Puskaric sah den Bedarf, hatte von der Materie aber nicht die geringste Ahnung. „Ich habe ganz viele Chemiker gefragt, ob man synthetischen Urin herstellen kann, und alle haben gesagt: ,Nee, geht nicht.‘ Aber das war mir egal.“ In der heimischen Küche tüftelte er ein halbes Jahr an seiner fixen Idee herum, kippte immer und immer wieder übel riechende Versuche in den Abguss – bis keiner der marktüblichen Tests mehr den Unterschied zu echtem Urin erkennen konnte.
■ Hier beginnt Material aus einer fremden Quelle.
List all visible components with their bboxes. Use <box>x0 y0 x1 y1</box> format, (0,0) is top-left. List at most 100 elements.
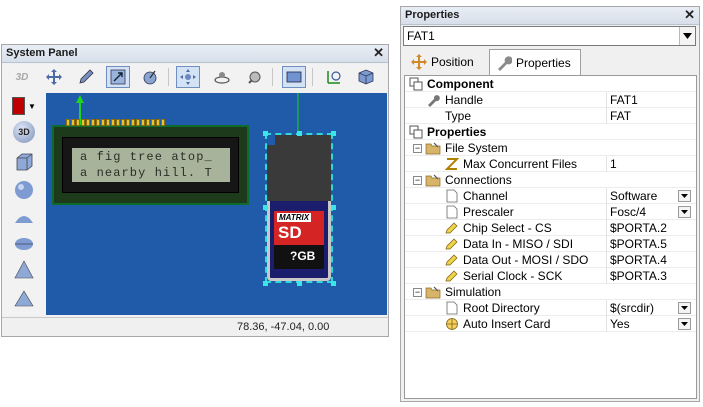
color-picker[interactable]: ▼ <box>10 92 38 120</box>
property-value[interactable]: $PORTA.5 <box>610 237 667 251</box>
system-panel-title: System Panel <box>6 47 78 59</box>
property-category-row[interactable]: − Simulation <box>405 284 696 300</box>
property-value[interactable]: FAT <box>610 109 631 123</box>
page-icon <box>445 301 459 315</box>
3d-sphere-icon: 3D <box>13 121 35 143</box>
property-name: Data Out - MOSI / SDO <box>463 253 589 267</box>
property-category-row[interactable]: − File System <box>405 140 696 156</box>
property-row[interactable]: Chip Select - CS $PORTA.2 <box>405 220 696 236</box>
selection-handle[interactable] <box>263 131 268 136</box>
property-row[interactable]: Serial Clock - SCK $PORTA.3 <box>405 268 696 284</box>
scale-tool-icon[interactable] <box>106 66 130 88</box>
lcd-screen: a fig tree atop_ a nearby hill. T <box>72 148 230 182</box>
zoom-view-icon[interactable] <box>242 66 266 88</box>
property-name: Handle <box>445 93 484 107</box>
property-value[interactable]: 1 <box>610 157 617 171</box>
property-name: File System <box>445 141 508 155</box>
property-row[interactable]: Handle FAT1 <box>405 92 696 108</box>
property-name: Channel <box>463 189 508 203</box>
chevron-down-icon[interactable] <box>678 302 691 314</box>
selection-handle[interactable] <box>331 205 336 210</box>
collapse-icon[interactable]: − <box>413 288 422 297</box>
cone-shape-icon[interactable] <box>10 256 38 284</box>
system-panel-close-icon[interactable]: ✕ <box>373 45 384 61</box>
properties-panel: Properties ✕ FAT1 Position Properties −C… <box>400 6 700 402</box>
property-row[interactable]: Channel Software <box>405 188 696 204</box>
column-divider <box>606 236 607 252</box>
property-value[interactable]: $(srcdir) <box>610 301 654 315</box>
rotate-tool-icon[interactable] <box>138 66 162 88</box>
component-selector-value: FAT1 <box>407 29 435 43</box>
page-icon <box>445 205 459 219</box>
selection-handle[interactable] <box>263 205 268 210</box>
chevron-down-icon[interactable] <box>678 318 691 330</box>
selection-handle[interactable] <box>297 281 302 286</box>
2d-view-icon[interactable] <box>282 66 306 88</box>
pyramid-shape-icon[interactable] <box>10 284 38 312</box>
sphere-shape-icon[interactable] <box>10 176 38 204</box>
chevron-down-icon[interactable] <box>678 206 691 218</box>
property-category-row[interactable]: −Component <box>405 76 696 92</box>
properties-panel-close-icon[interactable]: ✕ <box>684 7 695 23</box>
cursor-coordinates: 78.36, -47.04, 0.00 <box>237 321 330 333</box>
folder-icon <box>425 173 441 187</box>
property-row[interactable]: Max Concurrent Files 1 <box>405 156 696 172</box>
property-value[interactable]: Fosc/4 <box>610 205 646 219</box>
tab-position[interactable]: Position <box>405 49 487 75</box>
lcd-bezel: a fig tree atop_ a nearby hill. T <box>62 137 239 193</box>
folder-icon <box>425 285 441 299</box>
collapse-icon[interactable]: − <box>413 176 422 185</box>
column-divider <box>606 220 607 236</box>
wrench-icon <box>427 93 441 107</box>
property-row[interactable]: Data Out - MOSI / SDO $PORTA.4 <box>405 252 696 268</box>
pan-view-icon[interactable] <box>176 66 200 88</box>
tab-properties[interactable]: Properties <box>489 49 581 75</box>
property-value[interactable]: $PORTA.2 <box>610 221 667 235</box>
selection-handle[interactable] <box>331 131 336 136</box>
selection-handle[interactable] <box>331 281 336 286</box>
cube-view-icon[interactable] <box>354 66 378 88</box>
tab-position-label: Position <box>431 55 474 69</box>
property-name: Data In - MISO / SDI <box>463 237 574 251</box>
sd-card-component[interactable]: MATRIX SD ?GB <box>267 135 331 281</box>
property-value[interactable]: $PORTA.4 <box>610 253 667 267</box>
property-value[interactable]: FAT1 <box>610 93 638 107</box>
property-name: Connections <box>445 173 512 187</box>
property-category-row[interactable]: − Connections <box>405 172 696 188</box>
3d-object-button[interactable]: 3D <box>10 118 38 146</box>
property-name: Auto Insert Card <box>463 317 551 331</box>
dome-shape-icon[interactable] <box>10 204 38 232</box>
component-selector[interactable]: FAT1 <box>403 26 696 46</box>
selection-handle[interactable] <box>263 281 268 286</box>
lcd-display-component[interactable]: a fig tree atop_ a nearby hill. T <box>52 119 249 205</box>
property-row[interactable]: Data In - MISO / SDI $PORTA.5 <box>405 236 696 252</box>
system-panel-titlebar: System Panel ✕ <box>2 45 388 63</box>
move-arrows-icon[interactable] <box>42 66 66 88</box>
orbit-view-icon[interactable] <box>210 66 234 88</box>
property-value[interactable]: Yes <box>610 317 630 331</box>
property-row[interactable]: Auto Insert Card Yes <box>405 316 696 332</box>
page-icon <box>445 189 459 203</box>
pencil-tool-icon[interactable] <box>74 66 98 88</box>
system-panel-canvas[interactable]: a fig tree atop_ a nearby hill. T MATRIX … <box>46 93 387 315</box>
axes-icon[interactable] <box>322 66 346 88</box>
property-row[interactable]: Prescaler Fosc/4 <box>405 204 696 220</box>
box-shape-icon[interactable] <box>10 148 38 176</box>
property-name: Type <box>445 109 472 123</box>
column-divider <box>606 108 607 124</box>
property-row[interactable]: Type FAT <box>405 108 696 124</box>
chevron-down-icon[interactable] <box>678 190 691 202</box>
property-name: Root Directory <box>463 301 540 315</box>
sd-card-type: SD <box>278 223 302 242</box>
property-category-row[interactable]: −Properties <box>405 124 696 140</box>
collapse-icon[interactable]: − <box>413 144 422 153</box>
selection-handle[interactable] <box>297 131 302 136</box>
sd-card-notch <box>267 135 275 145</box>
toolbar-3d-toggle[interactable]: 3D <box>10 66 34 88</box>
chevron-down-icon[interactable] <box>679 27 695 45</box>
cylinder-shape-icon[interactable] <box>10 230 38 258</box>
property-value[interactable]: $PORTA.3 <box>610 269 667 283</box>
shape-toolbox: ▼ 3D <box>2 90 46 316</box>
property-value[interactable]: Software <box>610 189 657 203</box>
property-row[interactable]: Root Directory $(srcdir) <box>405 300 696 316</box>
Der Erfinder meldete absichtlich kein Patent an. „Dann müsste ich die Rezeptur offenlegen“, sagt er. „Da mach ich’s lieber wie Coca-Cola und halt die Zutaten geheim.“

Dann startete er, stellte eine Biochemikerin ein. Gemeinsam verbesserten sie die Rezeptur und begannen mit der Produktion. Naheliegendste Zielgruppe: Menschen, die in die Situation geraten, etwas vorpinkeln zu müssen, das aber aus guten Gründen, sprich: Schwangerschaft, Alkohol und Ähnliches, nicht wollen. Wirtschaftlich bedeutendere Kundengruppe: Labore und Entwicklungsabteilungen von Firmen, die Puskarics Produkt in der Lack-, Kunststoff- und Textilprüfung oder im Medizin- und Veterinärbereich einsetzen. Wer herausfinden muss, wie sein Produkt reagiert, wenn jemand daraufpinkelt, braucht standardisierten, lagerfähigen Urin.

Das Angebot von Puskarics zweiter Firma, dem seriösen, IHK-geprüften Unternehmen Synthetic -Urine, umfasst neben Urin-Imitat auch Nachahmungen von Morgenurin, Harngeruch sowie synthetischen Schweiß, künstlichen Speichel und allerlei Remakes tierischer Körpersäfte. Unter den Abnehmern finden sich Uhrenhersteller und Kunstausstellungen, Kunden aus dem Jagdbereich, Anbieter mobiler Toiletten, Apotheken und die Bundeswehr.